Iglesias hermanas, pueblos hermanos: la búsqueda de la unidad de los cristianos no es solamente una cuestión interna a las Iglesias. Es una condición imprescindible para la realización de una auténtica fraternidad universal, que se manifiesta en la justicia y en la solidaridad hacia todos. A nosotros cristianos se impone por tanto una reflexión seria: ¿qué mundo queremos que emerja después de esta terrible historia de enfrentamientos y contraposiciones? ¿Y qué aportación estamos preparados a ofrecer ahora para una humanidad más fraterna? Como creyentes no podemos hacer otra cosa que extraer las respuestas a tales preguntas en el Evangelio: en Jesús, que nos invita a ser misericordiosos y nunca violentos, perfecto como el Padre sin adecuarse al mundo (cfr Mt 5,48). Ayudémonos, queridos hermanos, a no ceder a la tentación de amordazar la novedad disruptiva del Evangelio con las seducciones del mundo y transformar al Padre de todos, que «hace salir su sol sobre malos y buenos, y llover sobre justos e injustos» (cfr v. 45), en el dios de las propias razones y de las propias naciones. Cristo es nuestra paz, aquel que encarnándose, muriendo y resucitando por todos ha derribado los muros de enemistad y de separación entre los hombres (cfr Ef 2,14). Partimos de Él, para comprender que ya no es el momento de regular las agendas eclesiales según las lógicas del poder y la conveniencia del mundo, sino según la audaz profecía de paz del Evangelio. Con humildad y mucha oración, pero también con valentía y parresía.

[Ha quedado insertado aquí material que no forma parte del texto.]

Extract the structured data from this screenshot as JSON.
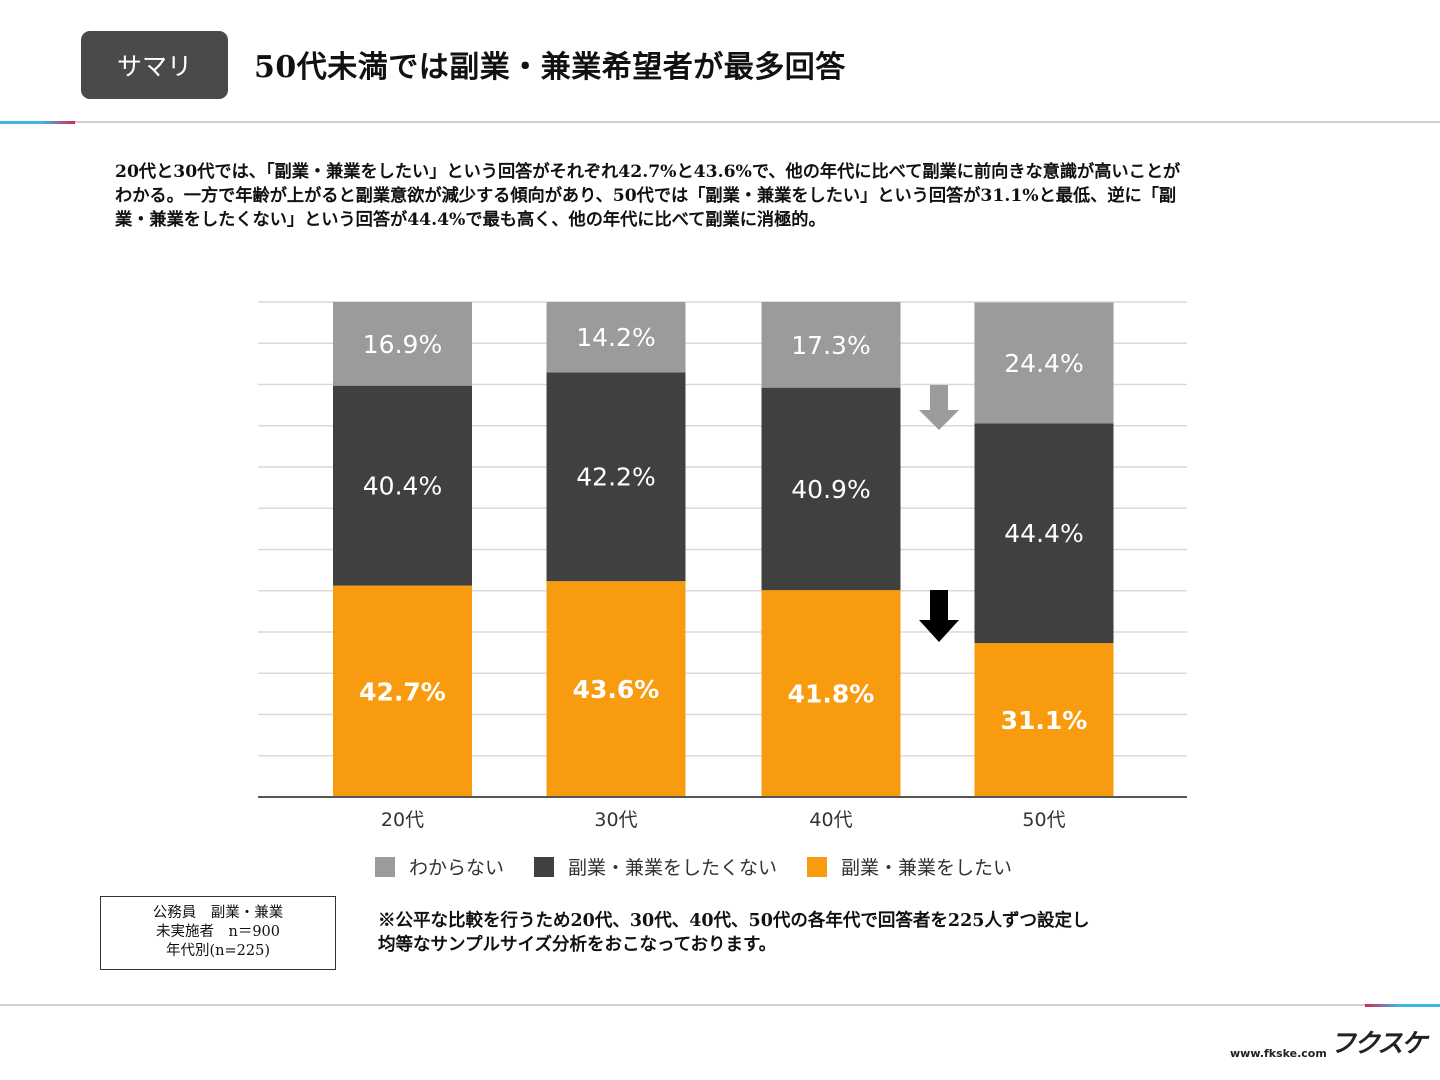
{
  "header": {
    "tag": "サマリ",
    "title": "50代未満では副業・兼業希望者が最多回答"
  },
  "summary": {
    "lines": [
      "20代と30代では、「副業・兼業をしたい」という回答がそれぞれ42.7%と43.6%で、他の年代に比べて副業に前向きな意識が高いことが",
      "わかる。一方で年齢が上がると副業意欲が減少する傾向があり、50代では「副業・兼業をしたい」という回答が31.1%と最低、逆に「副",
      "業・兼業をしたくない」という回答が44.4%で最も高く、他の年代に比べて副業に消極的。"
    ]
  },
  "chart_data": {
    "type": "bar",
    "stacked": true,
    "categories": [
      "20代",
      "30代",
      "40代",
      "50代"
    ],
    "series": [
      {
        "name": "副業・兼業をしたい",
        "color": "#f89b0f",
        "values": [
          42.7,
          43.6,
          41.8,
          31.1
        ],
        "labels": [
          "42.7%",
          "43.6%",
          "41.8%",
          "31.1%"
        ]
      },
      {
        "name": "副業・兼業をしたくない",
        "color": "#404040",
        "values": [
          40.4,
          42.2,
          40.9,
          44.4
        ],
        "labels": [
          "40.4%",
          "42.2%",
          "40.9%",
          "44.4%"
        ]
      },
      {
        "name": "わからない",
        "color": "#9b9b9b",
        "values": [
          16.9,
          14.2,
          17.3,
          24.4
        ],
        "labels": [
          "16.9%",
          "14.2%",
          "17.3%",
          "24.4%"
        ]
      }
    ],
    "ylim": [
      0,
      100
    ],
    "grid": true,
    "legend_position": "bottom",
    "annotations": [
      "arrow-down-gray between 40代 and 50代 (わからない)",
      "arrow-down-black between 40代 and 50代 (副業・兼業をしたい)"
    ]
  },
  "legend": {
    "items": [
      {
        "label": "わからない",
        "color": "#9b9b9b"
      },
      {
        "label": "副業・兼業をしたくない",
        "color": "#404040"
      },
      {
        "label": "副業・兼業をしたい",
        "color": "#f89b0f"
      }
    ]
  },
  "notebox": {
    "line1": "公務員　副業・兼業",
    "line2": "未実施者　n＝900",
    "line3": "年代別(n=225)"
  },
  "footnote": {
    "line1": "※公平な比較を行うため20代、30代、40代、50代の各年代で回答者を225人ずつ設定し",
    "line2": "均等なサンプルサイズ分析をおこなっております。"
  },
  "footer": {
    "url": "www.fkske.com",
    "logo": "フクスケ"
  }
}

Un signo de esperanza, en el camino hacia el restablecimiento de la plena comunión, viene de la reunión del Comité de coordinación de la Comisión mixta internacional para el diálogo teológico entre la Iglesia católica y la Iglesia ortodoxa que, después de una interrupción de dos años debido a la pandemia, tuvo lugar el pasado mes de mayo. A través de usted, querida eminencia, en cuanto co-presidente ortodoxo de la Comisión, deseo dar las gracias a su eminencia Eugenios, arzobispo de Creta, y a su eminencia Prodromos, Metropolita de Rethymno, por la generosa y fraterna hospitalidad ofrecida a los miembros del Comité. Deseo que el diálogo teológico progrese promoviendo una mentalidad nueva que, consciente de los errores del pasado, nos lleva a mirar cada vez más juntos al presente y al futuro, sin dejarnos atrapar por los prejuicios de otras épocas. No nos conformemos con una “diplomacia eclesiástica” para quedarnos amablemente en nuestras propias ideas, sino caminemos juntos como hermanos: oremos unos por otros, trabajemos unos con otros, apoyémonos mutuamente mirando a Jesús y su Evangelio. Este es el camino para que la novedad de Dios no sea rehén de la conducta del hombre viejo (cfr Ef 4,22-24).
Queridos miembros de la delegación, los santos hermanos Pedro y Andrés intercedan por nosotros y obtengan la bendición de Dios, Padre bueno, sobre nuestro camino y sobre el mundo entero. Yo os doy las gracias de corazón y os pido, por favor, que no os olvidéis de rezar por mí y por mi ministerio.